# How to secure my Bsnl Broadband connection that is connected using a wifi modem???



## sakthirajesh (Jan 25, 2009)

Hello friends,
I am using Bsnl Broadband connection. I am in Home500C plan. I got type4 modem from bsnl i.e it has a wifi and 4 ethernet connection. Now my question is how to protect my wifi connection from unauthorized access... Whenever i switch on my modem, it is accessible to the outside world, so neighbors can browse thro that link... so I want my connection to be secure... 

Thanks in advance...
With regards,
N.Sakthirajesh


----------



## fireblues (Jan 26, 2009)

*Re: How to secure my Bsnl Broadband connection that is connected using a wifi modem??*

Hi man,

I have 750 UL BSNL Connection and Linksys Modem.

I have done the following this in my Router for Security. Check with yours.

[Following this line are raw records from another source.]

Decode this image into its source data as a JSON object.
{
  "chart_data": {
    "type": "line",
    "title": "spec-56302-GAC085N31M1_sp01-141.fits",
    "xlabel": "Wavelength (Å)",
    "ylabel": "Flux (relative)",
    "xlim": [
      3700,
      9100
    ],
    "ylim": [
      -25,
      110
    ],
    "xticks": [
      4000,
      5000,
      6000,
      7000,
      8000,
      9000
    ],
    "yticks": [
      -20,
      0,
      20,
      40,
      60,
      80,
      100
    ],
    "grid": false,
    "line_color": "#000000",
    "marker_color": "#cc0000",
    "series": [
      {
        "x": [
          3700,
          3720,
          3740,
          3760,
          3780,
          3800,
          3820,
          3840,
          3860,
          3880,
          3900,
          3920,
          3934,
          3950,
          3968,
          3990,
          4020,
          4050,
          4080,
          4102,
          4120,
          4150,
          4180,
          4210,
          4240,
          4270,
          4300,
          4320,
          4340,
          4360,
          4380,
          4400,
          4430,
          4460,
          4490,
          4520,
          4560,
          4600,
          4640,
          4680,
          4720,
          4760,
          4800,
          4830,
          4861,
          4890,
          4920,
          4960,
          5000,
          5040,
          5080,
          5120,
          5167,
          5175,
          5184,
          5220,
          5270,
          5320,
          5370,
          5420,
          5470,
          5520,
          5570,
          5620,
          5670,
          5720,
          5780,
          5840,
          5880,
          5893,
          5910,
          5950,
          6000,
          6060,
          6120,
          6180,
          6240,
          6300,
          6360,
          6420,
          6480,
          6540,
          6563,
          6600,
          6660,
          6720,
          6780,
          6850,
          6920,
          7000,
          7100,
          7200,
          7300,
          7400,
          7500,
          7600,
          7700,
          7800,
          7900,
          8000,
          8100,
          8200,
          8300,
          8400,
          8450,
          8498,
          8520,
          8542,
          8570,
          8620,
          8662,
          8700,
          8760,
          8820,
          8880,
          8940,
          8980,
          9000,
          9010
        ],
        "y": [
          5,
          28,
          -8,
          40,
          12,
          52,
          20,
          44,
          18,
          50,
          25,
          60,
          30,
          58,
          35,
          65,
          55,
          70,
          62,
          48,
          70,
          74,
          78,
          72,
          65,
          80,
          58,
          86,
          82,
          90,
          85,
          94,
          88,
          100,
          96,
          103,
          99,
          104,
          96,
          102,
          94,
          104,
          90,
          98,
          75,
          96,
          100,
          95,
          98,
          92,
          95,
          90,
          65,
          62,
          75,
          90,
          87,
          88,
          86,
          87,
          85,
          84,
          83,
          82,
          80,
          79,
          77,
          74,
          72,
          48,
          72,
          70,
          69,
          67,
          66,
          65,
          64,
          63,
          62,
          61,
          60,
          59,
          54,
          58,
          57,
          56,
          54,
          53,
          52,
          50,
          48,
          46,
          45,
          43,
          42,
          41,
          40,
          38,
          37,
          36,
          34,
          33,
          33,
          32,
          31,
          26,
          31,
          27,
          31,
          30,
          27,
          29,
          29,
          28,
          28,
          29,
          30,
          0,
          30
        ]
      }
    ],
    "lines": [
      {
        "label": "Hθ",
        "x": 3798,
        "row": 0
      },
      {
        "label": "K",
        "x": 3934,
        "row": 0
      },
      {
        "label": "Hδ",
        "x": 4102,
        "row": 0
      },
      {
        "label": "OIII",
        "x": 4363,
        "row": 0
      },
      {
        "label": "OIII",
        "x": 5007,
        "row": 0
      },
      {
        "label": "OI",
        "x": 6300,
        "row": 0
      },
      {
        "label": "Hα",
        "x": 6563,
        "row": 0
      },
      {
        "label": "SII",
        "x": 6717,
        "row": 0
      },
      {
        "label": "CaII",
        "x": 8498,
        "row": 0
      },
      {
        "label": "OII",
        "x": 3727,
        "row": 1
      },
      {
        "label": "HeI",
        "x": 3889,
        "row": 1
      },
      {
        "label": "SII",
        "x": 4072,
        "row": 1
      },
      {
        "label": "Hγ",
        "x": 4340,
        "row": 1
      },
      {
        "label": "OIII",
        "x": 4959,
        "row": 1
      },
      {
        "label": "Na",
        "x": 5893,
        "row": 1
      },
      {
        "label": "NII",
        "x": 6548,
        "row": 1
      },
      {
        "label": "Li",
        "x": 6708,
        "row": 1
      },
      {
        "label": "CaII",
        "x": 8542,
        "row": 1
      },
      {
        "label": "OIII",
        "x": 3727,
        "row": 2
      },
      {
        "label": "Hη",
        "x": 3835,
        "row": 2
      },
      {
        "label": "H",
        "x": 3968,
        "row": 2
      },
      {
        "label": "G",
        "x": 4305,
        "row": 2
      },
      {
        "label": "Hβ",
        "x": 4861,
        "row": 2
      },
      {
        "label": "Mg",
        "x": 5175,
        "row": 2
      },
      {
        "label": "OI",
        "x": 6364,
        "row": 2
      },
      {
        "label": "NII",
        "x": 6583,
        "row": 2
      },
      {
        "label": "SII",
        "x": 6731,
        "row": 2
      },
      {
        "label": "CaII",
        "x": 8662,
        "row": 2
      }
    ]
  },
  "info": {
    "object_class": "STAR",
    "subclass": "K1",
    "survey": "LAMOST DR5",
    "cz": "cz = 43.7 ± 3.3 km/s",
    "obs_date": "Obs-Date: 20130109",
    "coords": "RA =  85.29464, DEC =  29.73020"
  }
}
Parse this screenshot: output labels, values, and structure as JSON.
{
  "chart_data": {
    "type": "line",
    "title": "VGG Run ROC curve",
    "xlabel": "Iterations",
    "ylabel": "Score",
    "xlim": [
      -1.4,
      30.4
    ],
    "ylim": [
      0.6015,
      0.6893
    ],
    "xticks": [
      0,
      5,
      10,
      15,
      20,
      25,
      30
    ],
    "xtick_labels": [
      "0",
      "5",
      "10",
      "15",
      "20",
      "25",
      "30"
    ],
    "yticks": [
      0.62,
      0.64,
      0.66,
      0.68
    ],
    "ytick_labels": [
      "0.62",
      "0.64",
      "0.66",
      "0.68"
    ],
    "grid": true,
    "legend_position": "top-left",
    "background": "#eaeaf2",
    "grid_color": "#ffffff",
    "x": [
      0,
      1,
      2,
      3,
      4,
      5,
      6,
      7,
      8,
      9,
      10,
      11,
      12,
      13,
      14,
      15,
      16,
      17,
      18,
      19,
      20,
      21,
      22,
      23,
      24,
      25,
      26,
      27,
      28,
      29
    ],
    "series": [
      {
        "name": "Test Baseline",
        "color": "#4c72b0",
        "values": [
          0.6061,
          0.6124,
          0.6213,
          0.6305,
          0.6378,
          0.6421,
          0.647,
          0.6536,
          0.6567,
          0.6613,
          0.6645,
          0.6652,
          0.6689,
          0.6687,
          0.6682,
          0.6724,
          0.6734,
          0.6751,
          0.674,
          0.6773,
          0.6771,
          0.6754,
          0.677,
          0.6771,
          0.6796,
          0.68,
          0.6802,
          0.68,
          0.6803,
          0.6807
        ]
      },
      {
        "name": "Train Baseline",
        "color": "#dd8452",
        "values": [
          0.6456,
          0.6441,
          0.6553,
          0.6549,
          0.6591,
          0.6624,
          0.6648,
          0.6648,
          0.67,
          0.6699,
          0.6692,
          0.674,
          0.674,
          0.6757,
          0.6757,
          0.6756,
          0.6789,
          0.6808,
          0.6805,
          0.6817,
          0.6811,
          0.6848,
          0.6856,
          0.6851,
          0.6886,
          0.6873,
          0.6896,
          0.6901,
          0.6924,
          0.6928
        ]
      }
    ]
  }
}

1) Set SSID Broadcast OFF ( Manually enter network name ( SSID ) every time u connect )
2) Enable WPA 2 Securiy in Router with a strong password
3) Change username and password for router interface
4) Enable MAC Address filtering in router ( Only my MAC address will be able to connect )

More than Enough for Home

Try ...

ask Doubt if u have


----------



## sakthirajesh (Jan 26, 2009)

*Re: How to secure my Bsnl Broadband connection that is connected using a wifi modem??*

Thanks dude


----------